Apple Faces SEC Probe on Jobs Health Disclosure

The U.S. Securities and Exchange Commission is investigating Apple’s handling of CEO Steve Jobs’s health problems, according to a Bloomberg News report — with the SEC wanting to know how his condition went from “relatively simple” to “more complex than thought” in a week’s time.

The investigation hinges on what Apple’s board knew on January 5, when Jobs announced he had a “hormone imbalance,” and nine days later, on January 14, when he declared the problem to be “more complex” and that he was taking six months off work.

Since then, word has come that Jobs in fact was suffering from severe liver disease, enough to get him pushed to the top of a transplant waiting list. Since the transplant, Jobs has returned to quietly working part-time at Apple, with no further comment. While all’s well that ends well, the SEC still wants to make sure Jobs and company did not mislead investors for the sake of keeping Apple’s stock price high.

Its stock has oscillated in recent months, but so has the whole market. Apple closed the day on Wednesday at $137.22, up $1.82. On January 8, it was $92.70.

A spokesperson for the SEC could not confirm or deny any investigations. Apple (NASDAQ: AAPL) declined to comment.

Any investigation would likely come down to the argument of Jobs’s widely noted insistence on keeping his private life private versus the need for disclosure as the head of a publicly traded corporation.

Apple’s board has already made its choice once before — in 2003, Jobs told the board that he had been diagnosed with pancreatic cancer and then spent nine months trying to treat it using alternative methods. The whole time, the board kept his secret. When the alternative cures failed, the board finally prevailed on Jobs to have surgery, at which point his condition and successful surgery were disclosed.

So if Jobs did the same here — informed the board but not the public out of a desire for privacy — that could have some influence on charges and sanctions sought, but it won’t be “a get-out-of-jail-free card,” said Ross Albert, a former federal prosecutor and former SEC counsel, now a partner with the Atlanta law firm of Morris Manning & Martin.

The best factor on Apple’s side is the fact that shareholders did not revolt over the silent treatment they were given on Jobs’s condition. Had there been an uproar at the Apple shareholder meeting earlier this year instead of singing “Happy Birthday” to Jobs, it might have been a different story.

“It’s not an absolute requirement [to take shareholder silence into account], but if there’s a thought that shareholders were not harmed by the lack of disclosure, it’s a factor that informs the agency whether to pursue the case,” Albert told

On the other hand, the SEC, which is facing tremendous heat following the scandals of swindlers Bernard Madoff and R. Allen Stanford, may be feeling motivated to give Apple some kind of spanking for its obfuscation.

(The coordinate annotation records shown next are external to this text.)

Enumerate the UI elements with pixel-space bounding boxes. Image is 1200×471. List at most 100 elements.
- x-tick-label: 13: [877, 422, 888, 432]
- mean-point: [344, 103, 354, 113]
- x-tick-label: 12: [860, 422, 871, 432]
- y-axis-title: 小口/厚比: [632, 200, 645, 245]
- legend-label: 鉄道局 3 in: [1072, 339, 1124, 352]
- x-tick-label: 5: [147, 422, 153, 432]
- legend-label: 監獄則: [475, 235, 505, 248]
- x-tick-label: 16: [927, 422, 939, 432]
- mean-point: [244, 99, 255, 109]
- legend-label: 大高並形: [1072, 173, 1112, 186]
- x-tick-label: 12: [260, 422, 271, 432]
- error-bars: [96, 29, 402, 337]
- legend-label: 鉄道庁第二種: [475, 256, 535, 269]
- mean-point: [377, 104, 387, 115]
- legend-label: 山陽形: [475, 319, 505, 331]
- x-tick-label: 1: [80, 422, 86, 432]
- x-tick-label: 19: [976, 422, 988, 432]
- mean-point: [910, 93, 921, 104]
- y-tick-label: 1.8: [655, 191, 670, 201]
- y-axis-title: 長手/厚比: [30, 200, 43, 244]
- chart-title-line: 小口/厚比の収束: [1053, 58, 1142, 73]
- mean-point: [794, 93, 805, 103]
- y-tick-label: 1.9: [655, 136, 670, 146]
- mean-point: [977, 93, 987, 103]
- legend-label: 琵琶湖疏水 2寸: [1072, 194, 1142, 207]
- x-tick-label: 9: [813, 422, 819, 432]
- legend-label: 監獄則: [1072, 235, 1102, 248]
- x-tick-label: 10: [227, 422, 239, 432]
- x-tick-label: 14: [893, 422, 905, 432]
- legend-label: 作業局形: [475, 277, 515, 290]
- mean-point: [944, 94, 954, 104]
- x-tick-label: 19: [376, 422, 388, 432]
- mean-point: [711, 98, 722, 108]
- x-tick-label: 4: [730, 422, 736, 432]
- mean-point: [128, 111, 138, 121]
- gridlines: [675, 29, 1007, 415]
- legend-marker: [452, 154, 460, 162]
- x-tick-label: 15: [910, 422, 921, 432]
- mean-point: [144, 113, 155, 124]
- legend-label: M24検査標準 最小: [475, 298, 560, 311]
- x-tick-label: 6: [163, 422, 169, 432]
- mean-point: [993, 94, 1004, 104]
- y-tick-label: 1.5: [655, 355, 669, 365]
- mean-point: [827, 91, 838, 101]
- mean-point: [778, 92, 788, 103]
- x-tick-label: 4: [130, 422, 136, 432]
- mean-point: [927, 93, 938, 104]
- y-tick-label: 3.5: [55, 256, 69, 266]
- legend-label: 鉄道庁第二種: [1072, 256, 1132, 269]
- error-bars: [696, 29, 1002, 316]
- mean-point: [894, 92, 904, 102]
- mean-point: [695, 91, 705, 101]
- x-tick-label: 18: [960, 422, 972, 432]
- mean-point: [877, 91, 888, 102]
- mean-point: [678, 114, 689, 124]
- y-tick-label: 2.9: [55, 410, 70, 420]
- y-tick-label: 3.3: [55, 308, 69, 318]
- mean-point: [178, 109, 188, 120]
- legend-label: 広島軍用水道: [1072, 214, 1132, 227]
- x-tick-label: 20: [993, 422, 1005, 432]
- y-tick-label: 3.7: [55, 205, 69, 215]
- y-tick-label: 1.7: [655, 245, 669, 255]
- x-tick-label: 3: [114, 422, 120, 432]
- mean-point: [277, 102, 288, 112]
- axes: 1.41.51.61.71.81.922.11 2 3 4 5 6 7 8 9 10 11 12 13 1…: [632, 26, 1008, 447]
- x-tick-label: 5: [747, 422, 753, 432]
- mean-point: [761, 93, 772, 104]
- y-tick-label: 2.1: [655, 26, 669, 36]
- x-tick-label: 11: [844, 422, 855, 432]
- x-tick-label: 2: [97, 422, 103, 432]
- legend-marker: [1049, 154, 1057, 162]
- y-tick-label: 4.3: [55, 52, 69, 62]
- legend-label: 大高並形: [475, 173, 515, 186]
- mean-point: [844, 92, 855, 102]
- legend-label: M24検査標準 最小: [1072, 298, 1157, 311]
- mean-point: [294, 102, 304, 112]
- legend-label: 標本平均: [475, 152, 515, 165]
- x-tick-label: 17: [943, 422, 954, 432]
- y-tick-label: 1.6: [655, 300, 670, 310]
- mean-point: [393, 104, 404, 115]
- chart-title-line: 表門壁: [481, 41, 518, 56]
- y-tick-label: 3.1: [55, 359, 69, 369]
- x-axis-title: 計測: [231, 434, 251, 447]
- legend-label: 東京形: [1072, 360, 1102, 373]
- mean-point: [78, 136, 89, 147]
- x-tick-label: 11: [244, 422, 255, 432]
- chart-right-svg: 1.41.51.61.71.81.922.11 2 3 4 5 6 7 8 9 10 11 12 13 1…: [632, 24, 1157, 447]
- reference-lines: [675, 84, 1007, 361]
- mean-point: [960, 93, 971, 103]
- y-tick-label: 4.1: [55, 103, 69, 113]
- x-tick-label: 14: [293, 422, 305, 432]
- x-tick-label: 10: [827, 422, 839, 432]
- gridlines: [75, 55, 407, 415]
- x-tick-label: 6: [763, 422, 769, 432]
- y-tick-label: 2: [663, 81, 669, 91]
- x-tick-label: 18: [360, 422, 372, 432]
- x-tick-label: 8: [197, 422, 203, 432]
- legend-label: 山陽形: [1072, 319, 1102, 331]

“I would say that a factor on the other side is the SEC takes the obligation to make full disclosure very seriously,” Albert said. “I could see them bringing some sort of minor case with a censure or some sort of low-level injunction just because they think they have to send the message that the requirements of federal securities laws have to be taken seriously.”

The SEC doesn’t have to prove causation or damages that a private litigant like a class-action fraud would have to show. All it has to prove is that statements contained material misrepresentations or omissions and that conduct was from a decision-maker at Apple, such as Jobs or the board.

The whole story is clearly unknown. It could very well be Jobs’s thought he did have a simple problem and received far more dire test results in the nine days between disclosures. If Jobs did disclose his condition to the board as he did in 2003, it takes him off the hook, legally — but now the board is on it.

“A major issue is going to be who knew what, when,” Albert said. “I would be surprised, but I could be wrong, if Steve Jobs made total disclosure internally to Apple. So management at Apple may have been playing catch-up, too.”

He figures this won’t be a lingering investigation, and that the SEC would like to get it wrapped up in about six months.